Liberty Walking Half Dollars

This week I mention another of my favorite series, a favorite of many others as well: Walking Liberty half dollars or, if you prefer, call them Liberty Walking half dollars. When first introduced in 1916 the official news release of the mint said that Miss Liberty was “striding.” Whatever she is doing, she is moving forward with a brilliant sun in the distance. Dressed in a flowing gown and holding a star spangled cape, she epitomizes classic art. The sculptor-artist, Adolph A. Weinman, was famous in his time and for coins also designed the 1916 “Mercury” dime. This was a year of great change, and to these two motifs can be added Hermon MacNeil’s Standing Liberty quarter.

The half dollars were first struck in 1916 and at all three mints — Philadelphia, Denver, and San Francisco. The D and S mintmarks on the branch coins appeared at the lower right of the obverse. This position was continued into early 1917, after which the mintmarks were removed to a less conspicuous position at the left of the reverse.

Production of the half dollars continued apace at all three mints, until the recession of 1921 took effect. In that year three different varieties were produced, but that was the end, temporarily, and none were struck in 1922. Then began an intermittent issuance with 1923-S, then a jump to 1927, a skip then to 1929, and then the next coinage at the San Francisco Mint in 1933. The last initiated continuous production through the end of the design in 1947.

Some years ago Whitman produced albums that included half dollars from 1916 to 1940 in the first album and 1941 to 1947 in the second. Today the collecting of a “short set,” 1941 to 1947, of all dates and mints, is a very popular pursuit. None are rarities and most can be found with somewhat decent striking.

Regarding sharpness of strike, this varied widely over the years. The design was such that the position of Miss Liberty’s hand at the center of the obverse was deep in the die, and required an extra effort for the metal to fill it completely. The result is that nearly all Walking Liberty half dollars are weak in this area, with certain of the hand details not visible. Exceptions are the years in which Proofs were made, 1936 to 1942. Most of the dates and mintmarks 1916 to 1947 are more or less tolerable regarding strike, even if not sharp at the center and on the details of the head. The worst offender, so to speak, is the 1923-S, of which I have never seen a decently struck piece. If such were to be found it would certainly be a prize, although it could be that no extra premium would need to be paid for it as sharpness of strike is not mentioned on certified holders.
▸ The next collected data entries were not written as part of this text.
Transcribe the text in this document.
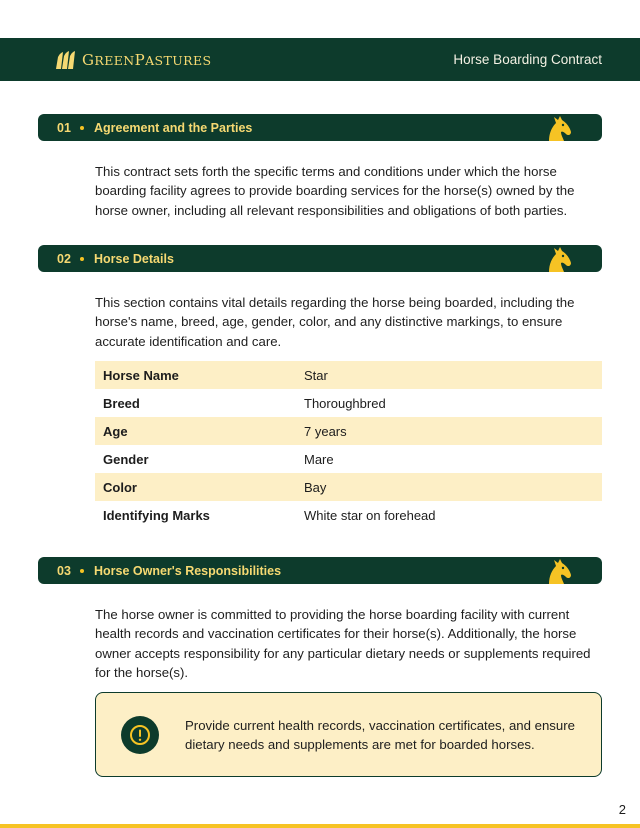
GREENPASTURES	Horse Boarding Contract
01	Agreement and the Parties

This contract sets forth the specific terms and conditions under which the horse boarding facility agrees to provide boarding services for the horse(s) owned by the horse owner, including all relevant responsibilities and obligations of both parties.

02	Horse Details

This section contains vital details regarding the horse being boarded, including the horse's name, breed, age, gender, color, and any distinctive markings, to ensure accurate identification and care.

Horse Name	Star
Breed	Thoroughbred
Age	7 years
Gender	Mare
Color	Bay
Identifying Marks	White star on forehead
03	Horse Owner's Responsibilities

The horse owner is committed to providing the horse boarding facility with current health records and vaccination certificates for their horse(s). Additionally, the horse owner accepts responsibility for any particular dietary needs or supplements required for the horse(s).

Provide current health records, vaccination certificates, and ensure dietary needs and supplements are met for boarded horses.

2
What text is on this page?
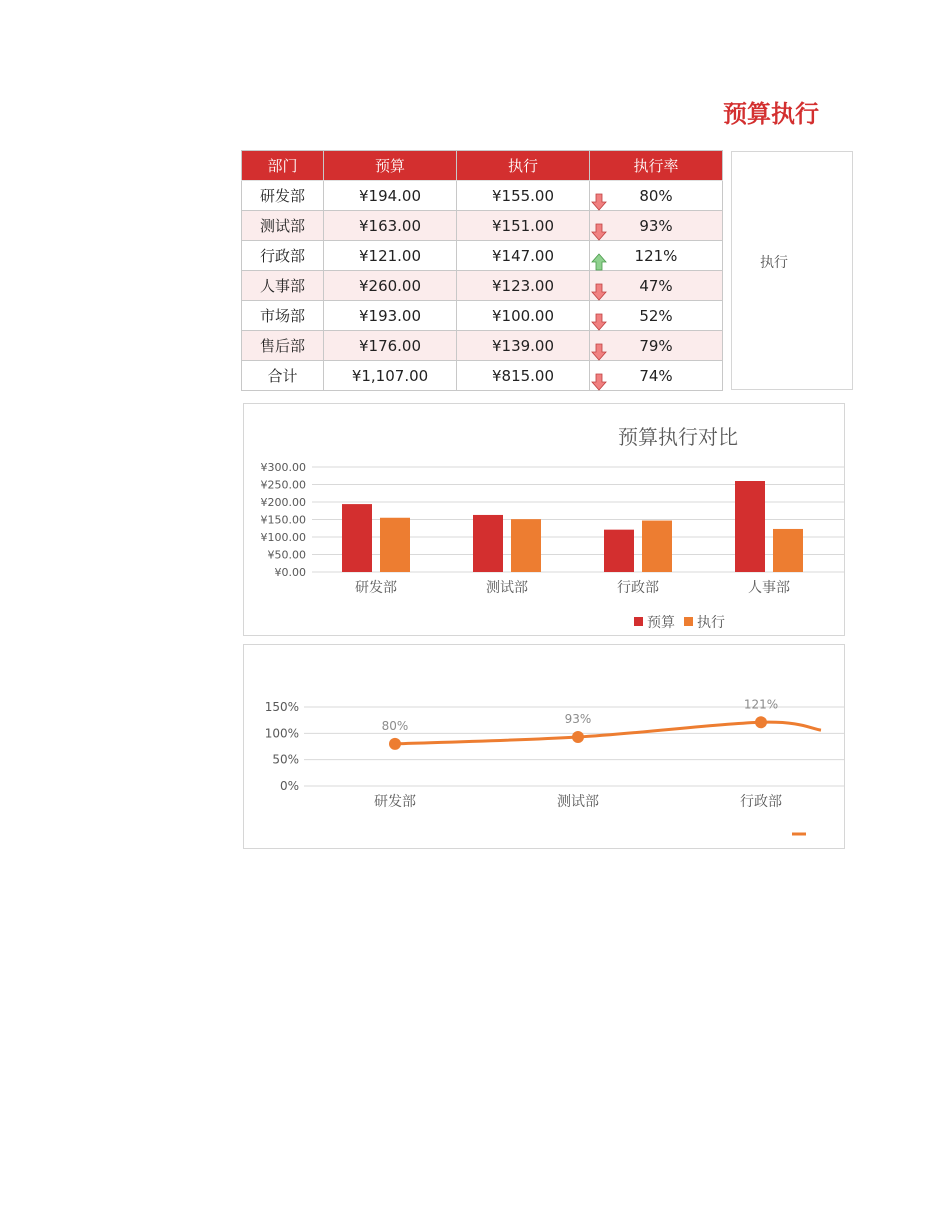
预算执行
部门	预算	执行	执行率
研发部	¥194.00	¥155.00	80%
测试部	¥163.00	¥151.00	93%
行政部	¥121.00	¥147.00	121%
人事部	¥260.00	¥123.00	47%
市场部	¥193.00	¥100.00	52%
售后部	¥176.00	¥139.00	79%
合计	¥1,107.00	¥815.00	74%
执行
预算执行对比
¥0.00
¥50.00
¥100.00
¥150.00
¥200.00
¥250.00
¥300.00
研发部	测试部	行政部	人事部
预算 执行
0%
50%
100%
150%
研发部	测试部	行政部
80%	93%
121%
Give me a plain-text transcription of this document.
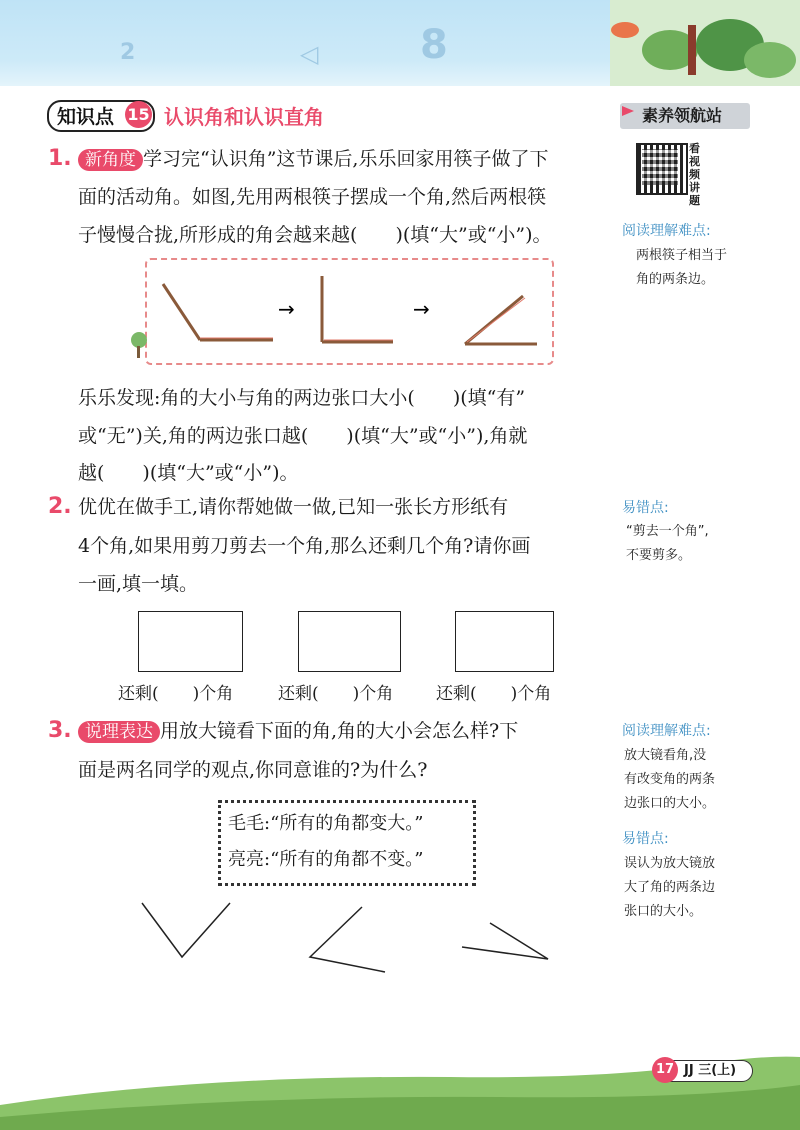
2	8
◁
知识点 15 认识角和认识直角	素养领航站
看视频讲题
阅读理解难点:
两根筷子相当于
角的两条边。
易错点:
“剪去一个角”,
不要剪多。
阅读理解难点:
放大镜看角,没
有改变角的两条
边张口的大小。
易错点:
误认为放大镜放
大了角的两条边
张口的大小。
1. 新角度 学习完“认识角”这节课后,乐乐回家用筷子做了下
面的活动角。如图,先用两根筷子摆成一个角,然后两根筷
子慢慢合拢,所形成的角会越来越(　　)(填“大”或“小”)。
→	→
乐乐发现:角的大小与角的两边张口大小(　　)(填“有”
或“无”)关,角的两边张口越(　　)(填“大”或“小”),角就
越(　　)(填“大”或“小”)。
2. 优优在做手工,请你帮她做一做,已知一张长方形纸有
4个角,如果用剪刀剪去一个角,那么还剩几个角?请你画
一画,填一填。
还剩(　　)个角	还剩(　　)个角	还剩(　　)个角
3. 说理表达 用放大镜看下面的角,角的大小会怎么样?下
面是两名同学的观点,你同意谁的?为什么?
毛毛:“所有的角都变大。”
亮亮:“所有的角都不变。”
JJ 三(上)
17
In 1948 the Walking Liberty half dollar was replaced by the Franklin design. A long-time favorite disappeared into history. Franklin halves were not particularly popular when they appeared, and this sentiment continued for a number of years. However, in recent decades they have experienced a great rise in popularity, and today they are actively collected. Franklin half dollars from 1948 to 1963 have the advantage that there are no key issues, no rarities to contend with. It is easy enough to put together a complete set in, say, MS-65 grade. Pieces that are more sharply struck than others (but not necessarily sharp overall) are designated Full Bell Lines or FBL, and command sharp premiums for some issues for which there are few. In 1964 the Kennedy half dollar succeeded the Franklin and is still with us.